# Electric force inside a cylinder(my friends and I can't solve this

• catsonmars
In summary: This is a standard E-field calculation.2nd integrate z from -L/2 to L/2 to find the total force.In summary, the problem discusses a right circular cylinder with a nonuniform volume charge density that varies linearly in the z direction. The goal is to find the force on a point charge placed at the center of the cylinder. To solve this, the cylinder is sliced into disks of thickness dz and the force due to each disk is calculated using standard E-field equations. The total force is found by integrating z from -L/2 to L/2.
catsonmars
Electric force inside a cylinder(my friends and I can't solve this:(

## Homework Statement

A right circular cylinder has radius R and length L, and a nonuniform volume charge density ρ($\hat{r}$). If the z axis is chosen to coincide with the axis of the cylinder, the charge density is ρ($\hat{r}$) = ρ(z$\hat{z}$) = ρ(o)+βz This means that the charge density varies linearly along the length of the cylinder. Find the force on a point charge q placed at the center of the cylinder.

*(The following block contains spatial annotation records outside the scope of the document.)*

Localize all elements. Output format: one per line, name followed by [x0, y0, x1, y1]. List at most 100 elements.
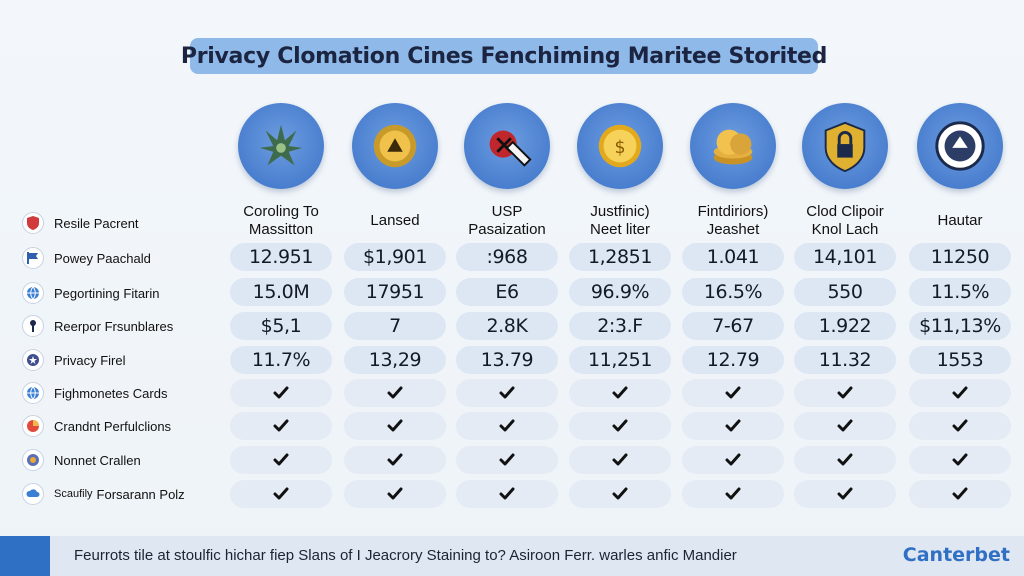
yellow-coin-icon[interactable]: $: [577, 103, 663, 189]
provider-column: Fintdiriors) Jeashet 1.041 16.5% 7-67 12.79: [678, 0, 788, 576]
check-cell: [909, 379, 1011, 407]
check-cell: [682, 446, 784, 474]
check-cell: [456, 480, 558, 508]
checkmark-icon: [837, 453, 853, 466]
value-cell: 17951: [344, 278, 446, 306]
checkmark-icon: [387, 487, 403, 500]
ink-pen-logo-icon[interactable]: [464, 103, 550, 189]
row-label: Fighmonetes Cards: [22, 379, 167, 407]
row-label: Resile Pacrent: [22, 209, 139, 237]
seal-emblem-icon[interactable]: [917, 103, 1003, 189]
row-label-text: Pegortining Fitarin: [54, 285, 160, 301]
shield-icon: [22, 212, 44, 234]
cloud-icon: [22, 483, 44, 505]
value-cell: 2:3.F: [569, 312, 671, 340]
provider-column: USP Pasaization:968 E6 2.8K 13.79: [452, 0, 562, 576]
column-header: Justfinic) Neet liter: [553, 203, 687, 239]
gold-coin-icon[interactable]: [352, 103, 438, 189]
check-cell: [682, 379, 784, 407]
checkmark-icon: [725, 386, 741, 399]
check-cell: [344, 446, 446, 474]
check-cell: [682, 480, 784, 508]
checkmark-icon: [499, 386, 515, 399]
plant-emblem-icon[interactable]: [238, 103, 324, 189]
footer-accent: [0, 536, 50, 576]
column-header-line: Massitton: [248, 221, 314, 238]
value-cell: 16.5%: [682, 278, 784, 306]
globe-icon: [22, 282, 44, 304]
check-cell: [230, 412, 332, 440]
check-cell: [230, 446, 332, 474]
checkmark-icon: [499, 419, 515, 432]
column-header-line: Jeashet: [706, 221, 760, 238]
checkmark-icon: [725, 453, 741, 466]
coin-stack-icon[interactable]: [690, 103, 776, 189]
globe-icon: [22, 382, 44, 404]
row-label: Nonnet Crallen: [22, 446, 141, 474]
value-cell: :968: [456, 243, 558, 271]
checkmark-icon: [499, 453, 515, 466]
check-cell: [794, 480, 896, 508]
column-header: Hautar: [893, 212, 1024, 230]
value-cell: $11,13%: [909, 312, 1011, 340]
svg-text:$: $: [614, 138, 625, 158]
provider-column: $ Justfinic) Neet liter 1,2851 96.9% 2:3.F 11,…: [565, 0, 675, 576]
checkmark-icon: [273, 386, 289, 399]
row-label-text: Nonnet Crallen: [54, 452, 141, 468]
provider-column: Coroling To Massitton 12.951 15.0M $5,1 11.7%: [226, 0, 336, 576]
value-cell: 7-67: [682, 312, 784, 340]
checkmark-icon: [387, 386, 403, 399]
row-label-text: Reerpor Frsunblares: [54, 318, 174, 334]
value-cell: 1.922: [794, 312, 896, 340]
row-label-text: Forsarann Polz: [96, 486, 185, 502]
checkmark-icon: [725, 487, 741, 500]
column-header-line: Coroling To: [243, 203, 319, 220]
checkmark-icon: [499, 487, 515, 500]
brand-logo[interactable]: Canterbet: [902, 544, 1010, 566]
column-header-line: Clod Clipoir: [806, 203, 884, 220]
row-label: Privacy Firel: [22, 346, 126, 374]
column-header: USP Pasaization: [440, 203, 574, 239]
column-header-line: Lansed: [370, 212, 420, 229]
chart-icon: [22, 415, 44, 437]
check-cell: [456, 379, 558, 407]
check-cell: [344, 412, 446, 440]
check-cell: [909, 412, 1011, 440]
value-cell: 1,2851: [569, 243, 671, 271]
check-cell: [456, 412, 558, 440]
column-header: Coroling To Massitton: [214, 203, 348, 239]
row-label-text: Crandnt Perfulclions: [54, 418, 172, 434]
check-cell: [569, 446, 671, 474]
column-header-line: Justfinic): [590, 203, 650, 220]
column-header-line: Pasaization: [468, 221, 546, 238]
row-label: Scaufily Forsarann Polz: [22, 480, 185, 508]
check-cell: [456, 446, 558, 474]
check-cell: [794, 379, 896, 407]
value-cell: 96.9%: [569, 278, 671, 306]
row-label-text: Fighmonetes Cards: [54, 385, 168, 401]
value-cell: 11,251: [569, 346, 671, 374]
checkmark-icon: [725, 419, 741, 432]
row-sub-label: Scaufily: [54, 488, 93, 500]
column-header: Fintdiriors) Jeashet: [666, 203, 800, 239]
shield-star-icon: [22, 349, 44, 371]
flag-icon: [22, 247, 44, 269]
title-banner: Privacy Clomation Cines Fenchiming Marit…: [181, 38, 827, 74]
lock-badge-icon[interactable]: [802, 103, 888, 189]
provider-column: Hautar 11250 11.5% $11,13% 1553: [905, 0, 1015, 576]
row-label: Crandnt Perfulclions: [22, 412, 171, 440]
column-header-line: Fintdiriors): [697, 203, 769, 220]
footer-text: Feurrots tile at stoulfic hichar fiep Sl…: [74, 547, 737, 564]
value-cell: 12.79: [682, 346, 784, 374]
checkmark-icon: [387, 453, 403, 466]
checkmark-icon: [952, 487, 968, 500]
check-cell: [569, 412, 671, 440]
value-cell: E6: [456, 278, 558, 306]
row-label: Powey Paachald: [22, 244, 151, 272]
checkmark-icon: [837, 386, 853, 399]
row-label: Reerpor Frsunblares: [22, 312, 173, 340]
check-cell: [794, 446, 896, 474]
checkmark-icon: [612, 419, 628, 432]
checkmark-icon: [612, 487, 628, 500]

Note ρ(o) is the initial density or "ρ not". Also my picture has been cut off the line on the far right is capital L

## Homework Equations

The total force on the charge is the sum of the froces from each charge density. Note that the charge densities are not all equal. The porblem states that if were to look at the charge density as we move along the z axis it would change linearly.

F=∫dF
where dF is

The individual force equations can be written as.
dF=[κ(dq^2)/r(12)^2]$\hat{r}$(12)/r(12)
NOTE:r(12) is read as r subscript 12.

where r is the distance from the charge density to the center charge and is written as

r=(h^2+l^2)^1/2

The charge density is ρ=dq/dV
Solve for dq and substitute in ρ=ρ(o)+βz

dq=(ρ(o)+βz)(dV)

## The Attempt at a Solution

Use these equations to solve for dF to find the total force. This is where I start getting confused. First before I begin. The problem makes it sound as if the charge density is exclusively on the z axis, is that correct. If that is the case I am just integrating the density from 0 to L. This feels wrong though. Also this would make my picture wrong! Here is what I have so far.dF=[κ(ρ(o)+βz)(dV)]$\hat{r(12)}$/r^3

substitute in r=(h^2+l^2)^1/2

dF=[κ(ρ(o)+βz)(dV)]$\hat{r(12)}$/(h^2+l^2)^3/2

Now integrate both sides.

∫dF=κ∫[(ρ(o)+βz)(dV)]$\hat{r(12)}$/(h^2+l^2)^3/2

I am integrating over F in the first integral and in the second one I am integrating from 0 to L.
If my picture is right I feel like I am missing two more integrals so I could integrate over the volume. Where am I going wrong or what am I missing?

catsonmars said:
First before I begin. The problem makes it sound as if the charge density is exclusively on the z axis, is that correct.
No. The problem states that the charge density varies only in the z direction - implies it is uniform in the x-y directions.

You need to slice the cylinder into disks thickness dz.
1st find the expression for the force due to the disk of charge at position z.

## 1. What is electric force inside a cylinder?

Electric force inside a cylinder refers to the force exerted by electric charges on each other within a cylindrical space. This force is caused by the interaction between charged particles, such as electrons, and is a fundamental force in physics.

## 2. How is electric force calculated inside a cylinder?

The magnitude of electric force inside a cylinder can be calculated using Coulomb's law, which states that the force between two charged particles is directly proportional to the product of their charges and inversely proportional to the square of the distance between them. The direction of the force is determined by the charges' polarity.

## 3. What factors affect the electric force inside a cylinder?

The electric force inside a cylinder is affected by the amount of charge present, the distance between the charges, and the properties of the material surrounding the charges. The presence of other charged particles or external electric fields can also influence the force.

## 4. How can I solve for the electric force inside a cylinder?

To solve for the electric force inside a cylinder, you will need to know the charges present, the distance between them, and the properties of the surrounding material. You can then use Coulomb's law to calculate the force, or you can use mathematical equations specific to cylindrical geometries.

## 5. Can you provide an example of calculating electric force inside a cylinder?

Sure, let's say we have two point charges of +2 microcoulombs and -3 microcoulombs, separated by a distance of 5 centimeters inside a non-conductive cylinder. Using Coulomb's law, we can calculate the force between them to be 1.8 x 10^-7 newtons. Alternatively, we can use the equation Fe = (kQ1Q2)/r^2, where k is the Coulomb's constant, Q1 and Q2 are the charges, and r is the distance between them, to arrive at the same result.